Pricing: Mac £13.99, iOS £2.99 + £1.99 in-app purchase, Android £1.25 (feature differences below)
Available for Mac, iOS, and Android operating systems (no Windows love, unfortunately), Quiztones helps to train your ears to pitches in two ways; you can either select a simple multiple choice quiz, listen to a tone and then select your answer, or the pretty ingenious EQ mode that allows you to select from a range of source material (or better yet a track from your own music library, although this feature isn’t yet available on Android) and select which frequency is being boosted or cut. Each quiz lasts ten rounds, and there’s 100 points on offer for getting the answer right first time, 50 for getting it on the second go, and 25 for third time lucky. In fact there’s a third way; a gain level quiz is available as an upgrade on iOS or included as standard on Mac.
The most important thing about any mobile device app is the ‘one more go’ factor, and Quiztones has it in bucketloads. A series of near perfect scores wasn’t good enough for me, but even when I’d hit the pinnacle of pitch recognition perfection I still wanted to start over to try and get three in a row. It really works too; when I started using Quiztones it turned out my ear wasn’t as good as I thought, as I scored in the 800-900 range for the first few goes, but after 15 minutes I was clocking up 950 after 950 rounds in the chase for the elusive 1000. Now, relative pitch training is only as good as your dedication, and tomorrow I fully expect to be back down to 900 again for a few minutes. Play a few rounds of Quiztones a day, though, and I think things will start to stick pretty quickly.
The pricing and featureset varies across all platforms, with the biggest price going to the Mac version at £13.99. It does contain all the features of the ‘Pro’ in-app purchase, as well as scorecard memory, but the iOS version is £2.99 with a £1.99 upgrade which unlocks the gain quiz and 1/3 octave options in the EQ quizzes. The Android version is just £1.25, but there’s no way to use your own audio for the EQ tests yet and there’s no upgrade available. Realistically, the price difference between Mac and iOS doesn’t really warrant score card saving, so if you have both systems iOS is perhaps the way to go. Value wise I think for its usefulness combined with its pretty sleek user interface Quiztones for iOS is a really heavy hitter, but it’s perhaps a little rich on the Mac.
Room for Improvement
Quiztones is a simple app that does what it does really well. I would really love to have had an option for switching to note pitch values, because whilst Quiztones is a great app for ear training from an engineering perspective, just that simple tweak could make it just as good for musical pitch training. Another thing I’d like to have available is some kind of statistics page, because I noticed that there seemed to be particular frequencies I mixed up even though they weren’t remotely similar, and it’d be interesting to be able to take a better look at where I’m obviously short circuiting and see if I can tune up a little bit in that specific area. There is a score log on the Mac version though.

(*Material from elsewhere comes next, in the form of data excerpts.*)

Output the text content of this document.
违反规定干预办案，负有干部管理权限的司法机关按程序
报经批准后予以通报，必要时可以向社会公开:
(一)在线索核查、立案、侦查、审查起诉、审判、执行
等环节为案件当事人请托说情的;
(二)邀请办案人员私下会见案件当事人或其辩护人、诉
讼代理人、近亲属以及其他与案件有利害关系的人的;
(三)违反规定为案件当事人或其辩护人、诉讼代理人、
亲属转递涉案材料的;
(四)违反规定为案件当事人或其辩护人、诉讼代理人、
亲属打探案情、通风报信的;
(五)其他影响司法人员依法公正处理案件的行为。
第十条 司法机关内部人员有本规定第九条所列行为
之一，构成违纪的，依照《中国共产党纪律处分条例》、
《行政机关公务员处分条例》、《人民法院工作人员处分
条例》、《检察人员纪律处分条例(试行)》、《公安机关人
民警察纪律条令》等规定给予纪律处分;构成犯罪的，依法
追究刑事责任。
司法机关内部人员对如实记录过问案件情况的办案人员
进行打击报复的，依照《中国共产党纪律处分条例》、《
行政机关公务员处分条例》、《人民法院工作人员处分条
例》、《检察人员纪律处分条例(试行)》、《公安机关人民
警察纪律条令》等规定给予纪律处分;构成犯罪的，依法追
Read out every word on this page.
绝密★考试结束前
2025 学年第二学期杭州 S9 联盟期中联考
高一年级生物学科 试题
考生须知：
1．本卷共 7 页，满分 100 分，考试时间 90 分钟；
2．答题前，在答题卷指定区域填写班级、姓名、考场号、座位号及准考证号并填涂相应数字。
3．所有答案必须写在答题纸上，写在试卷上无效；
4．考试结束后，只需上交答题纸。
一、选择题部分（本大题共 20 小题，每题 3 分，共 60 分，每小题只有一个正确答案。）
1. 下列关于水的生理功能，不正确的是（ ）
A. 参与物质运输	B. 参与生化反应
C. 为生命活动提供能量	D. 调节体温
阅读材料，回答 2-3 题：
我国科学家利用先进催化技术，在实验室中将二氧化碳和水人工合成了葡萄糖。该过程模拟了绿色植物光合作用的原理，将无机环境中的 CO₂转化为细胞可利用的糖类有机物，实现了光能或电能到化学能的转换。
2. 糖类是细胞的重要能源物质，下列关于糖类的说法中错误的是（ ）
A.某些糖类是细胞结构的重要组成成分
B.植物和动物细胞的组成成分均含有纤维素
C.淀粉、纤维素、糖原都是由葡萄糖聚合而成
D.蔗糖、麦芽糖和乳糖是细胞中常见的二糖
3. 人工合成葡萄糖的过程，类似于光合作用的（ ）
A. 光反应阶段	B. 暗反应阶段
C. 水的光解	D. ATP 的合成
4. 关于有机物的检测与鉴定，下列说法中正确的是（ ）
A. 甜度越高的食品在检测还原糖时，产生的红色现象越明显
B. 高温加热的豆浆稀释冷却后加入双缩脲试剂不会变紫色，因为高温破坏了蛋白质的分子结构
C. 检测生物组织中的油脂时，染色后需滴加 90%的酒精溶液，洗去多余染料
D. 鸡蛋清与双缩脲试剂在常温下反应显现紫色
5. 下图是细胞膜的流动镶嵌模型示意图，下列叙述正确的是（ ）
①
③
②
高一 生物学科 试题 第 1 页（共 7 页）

Quiztones is definitely a recommended app for anyone that wants to tighten up on their mixing abilities. If you’ve ever sat in front of a parametric EQ and dragged the frequency around until, hopefully, you find the range you want to mess with, a few minutes with Quiztones a day will go a long way to sharpening you up to the point where (fingers crossed) you’ll be able to listen to your mix and intuitively know where things could do with a little boost or cut. The iOS version is my favourite, and it’s definitely a more productive way to spend ten minutes waiting for a bus than trying to beat your high score on Doodle Jump.